After the acquisition of Telebanc, Caplan served as chief financial products officer and managing director of E-Trade North America. He also became chairman of the board and CEO of E-Trade Bank. In 2002, Caplan was named president and COO of E-Trade Financial. In January 2003, after the departure of Christos Cotsakos, Caplan became CEO and director of E-Trade Financial.

During his term as CEO, Caplan was instrumental in the strategic acquisitions of Harrisdirect from Bank of Montreal and BrownCo from JPMorgan Chase.

During the credit crisis of 2007, Caplan was criticized for investing in risky and complex debt instruments.
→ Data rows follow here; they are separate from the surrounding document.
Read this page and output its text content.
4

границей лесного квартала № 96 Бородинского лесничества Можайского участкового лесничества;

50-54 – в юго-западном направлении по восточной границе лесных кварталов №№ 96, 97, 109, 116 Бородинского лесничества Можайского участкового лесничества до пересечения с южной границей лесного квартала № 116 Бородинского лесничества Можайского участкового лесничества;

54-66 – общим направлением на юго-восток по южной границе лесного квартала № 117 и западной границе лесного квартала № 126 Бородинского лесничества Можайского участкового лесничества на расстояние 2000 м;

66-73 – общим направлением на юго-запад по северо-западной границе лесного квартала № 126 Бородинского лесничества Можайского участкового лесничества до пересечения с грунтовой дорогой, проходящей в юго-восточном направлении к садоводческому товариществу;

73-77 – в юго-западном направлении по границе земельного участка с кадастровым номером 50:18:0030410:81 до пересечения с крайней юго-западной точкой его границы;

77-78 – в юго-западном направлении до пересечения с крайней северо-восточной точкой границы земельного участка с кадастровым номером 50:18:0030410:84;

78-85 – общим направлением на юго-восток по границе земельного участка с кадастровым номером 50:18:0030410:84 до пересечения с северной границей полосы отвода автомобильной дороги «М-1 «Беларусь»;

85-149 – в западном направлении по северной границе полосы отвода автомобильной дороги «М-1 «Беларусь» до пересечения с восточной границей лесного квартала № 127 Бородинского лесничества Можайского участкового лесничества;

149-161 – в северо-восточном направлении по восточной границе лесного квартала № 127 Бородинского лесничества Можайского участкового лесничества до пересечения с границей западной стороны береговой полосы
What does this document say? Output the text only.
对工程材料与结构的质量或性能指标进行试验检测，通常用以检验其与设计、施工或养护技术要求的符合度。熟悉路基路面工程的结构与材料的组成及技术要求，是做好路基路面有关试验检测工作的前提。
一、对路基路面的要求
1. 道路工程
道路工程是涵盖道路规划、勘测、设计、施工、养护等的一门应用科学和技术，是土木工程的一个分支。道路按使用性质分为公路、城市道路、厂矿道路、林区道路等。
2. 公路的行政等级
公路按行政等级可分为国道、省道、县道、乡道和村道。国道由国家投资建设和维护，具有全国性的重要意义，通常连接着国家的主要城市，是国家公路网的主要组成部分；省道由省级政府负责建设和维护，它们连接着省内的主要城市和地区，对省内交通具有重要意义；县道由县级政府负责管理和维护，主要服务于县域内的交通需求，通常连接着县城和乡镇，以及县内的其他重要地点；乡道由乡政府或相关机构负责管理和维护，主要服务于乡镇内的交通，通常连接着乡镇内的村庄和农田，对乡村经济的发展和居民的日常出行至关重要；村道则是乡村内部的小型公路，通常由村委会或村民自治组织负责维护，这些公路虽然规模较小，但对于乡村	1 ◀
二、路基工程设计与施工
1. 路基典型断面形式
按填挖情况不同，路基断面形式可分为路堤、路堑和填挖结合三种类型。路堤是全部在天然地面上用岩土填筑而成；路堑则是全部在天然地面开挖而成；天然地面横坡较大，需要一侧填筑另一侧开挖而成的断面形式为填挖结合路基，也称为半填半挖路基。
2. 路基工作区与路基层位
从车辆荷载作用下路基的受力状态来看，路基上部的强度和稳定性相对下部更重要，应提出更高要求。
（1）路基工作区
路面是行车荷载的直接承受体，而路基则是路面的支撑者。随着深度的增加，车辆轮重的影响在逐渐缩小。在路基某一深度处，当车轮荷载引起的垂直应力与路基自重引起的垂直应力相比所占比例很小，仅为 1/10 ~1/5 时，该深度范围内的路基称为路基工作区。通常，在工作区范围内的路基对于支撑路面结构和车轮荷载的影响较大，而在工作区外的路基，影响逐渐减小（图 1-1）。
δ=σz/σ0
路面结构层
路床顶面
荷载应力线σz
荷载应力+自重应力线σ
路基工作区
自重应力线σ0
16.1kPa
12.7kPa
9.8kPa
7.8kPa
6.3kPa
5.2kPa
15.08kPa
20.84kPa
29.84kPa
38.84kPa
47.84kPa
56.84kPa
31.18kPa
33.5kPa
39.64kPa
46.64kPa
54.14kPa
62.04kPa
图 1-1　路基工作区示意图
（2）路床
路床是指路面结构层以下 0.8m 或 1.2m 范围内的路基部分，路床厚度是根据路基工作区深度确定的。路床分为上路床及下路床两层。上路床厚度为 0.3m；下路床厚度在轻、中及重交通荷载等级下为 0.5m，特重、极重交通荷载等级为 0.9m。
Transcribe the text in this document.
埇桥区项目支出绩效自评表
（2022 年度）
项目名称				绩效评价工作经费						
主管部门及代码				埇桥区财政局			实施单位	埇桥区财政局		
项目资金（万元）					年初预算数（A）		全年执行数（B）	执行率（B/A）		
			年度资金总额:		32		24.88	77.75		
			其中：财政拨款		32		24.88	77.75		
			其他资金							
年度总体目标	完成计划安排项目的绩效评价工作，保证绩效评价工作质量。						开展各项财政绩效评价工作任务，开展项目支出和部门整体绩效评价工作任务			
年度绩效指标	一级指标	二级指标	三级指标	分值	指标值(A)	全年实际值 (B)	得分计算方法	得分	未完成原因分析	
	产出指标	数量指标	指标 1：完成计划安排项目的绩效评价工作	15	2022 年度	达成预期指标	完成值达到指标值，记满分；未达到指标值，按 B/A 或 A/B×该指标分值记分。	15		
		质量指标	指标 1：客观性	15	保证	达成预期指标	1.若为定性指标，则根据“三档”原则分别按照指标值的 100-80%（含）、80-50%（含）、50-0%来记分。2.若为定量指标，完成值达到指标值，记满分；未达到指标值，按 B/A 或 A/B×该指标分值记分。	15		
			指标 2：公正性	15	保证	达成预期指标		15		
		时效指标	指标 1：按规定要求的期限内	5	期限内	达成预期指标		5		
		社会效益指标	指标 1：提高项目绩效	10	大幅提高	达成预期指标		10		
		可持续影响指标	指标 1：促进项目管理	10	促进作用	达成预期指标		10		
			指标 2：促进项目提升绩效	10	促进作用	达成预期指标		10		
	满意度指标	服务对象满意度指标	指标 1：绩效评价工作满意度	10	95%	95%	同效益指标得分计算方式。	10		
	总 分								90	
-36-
He stepped down as CEO of E-Trade on November 29, 2007. That same day, an agreement with Citadel LLC was announced resulting in a cash infusion of $2.5B. Caplan later received severance pay of $10.9 million, which was two times the sum of his base salary and bonus during 2006.

From October 2008 to 2010 Caplan served as a senior advisor with Aquiline Capital Partners, a private equity firm based in New York, which invests in financial services enterprises and industries including property and casualty insurance, banking, securities, asset management, life insurance and financial technology.

In 2010 Caplan became CEO of Jefferson National, a financial services firm that specializes in servicing registered investment advisers and their clients. In his time at Jefferson National, Caplan has oversaw a management buyout from CNO Financial Group Inc. (then Conseco Inc.) in 2012.

In 2018, Professional Capital Services, an independent retirement services platform, announced the appointment of Mitch Caplan to its board of directors.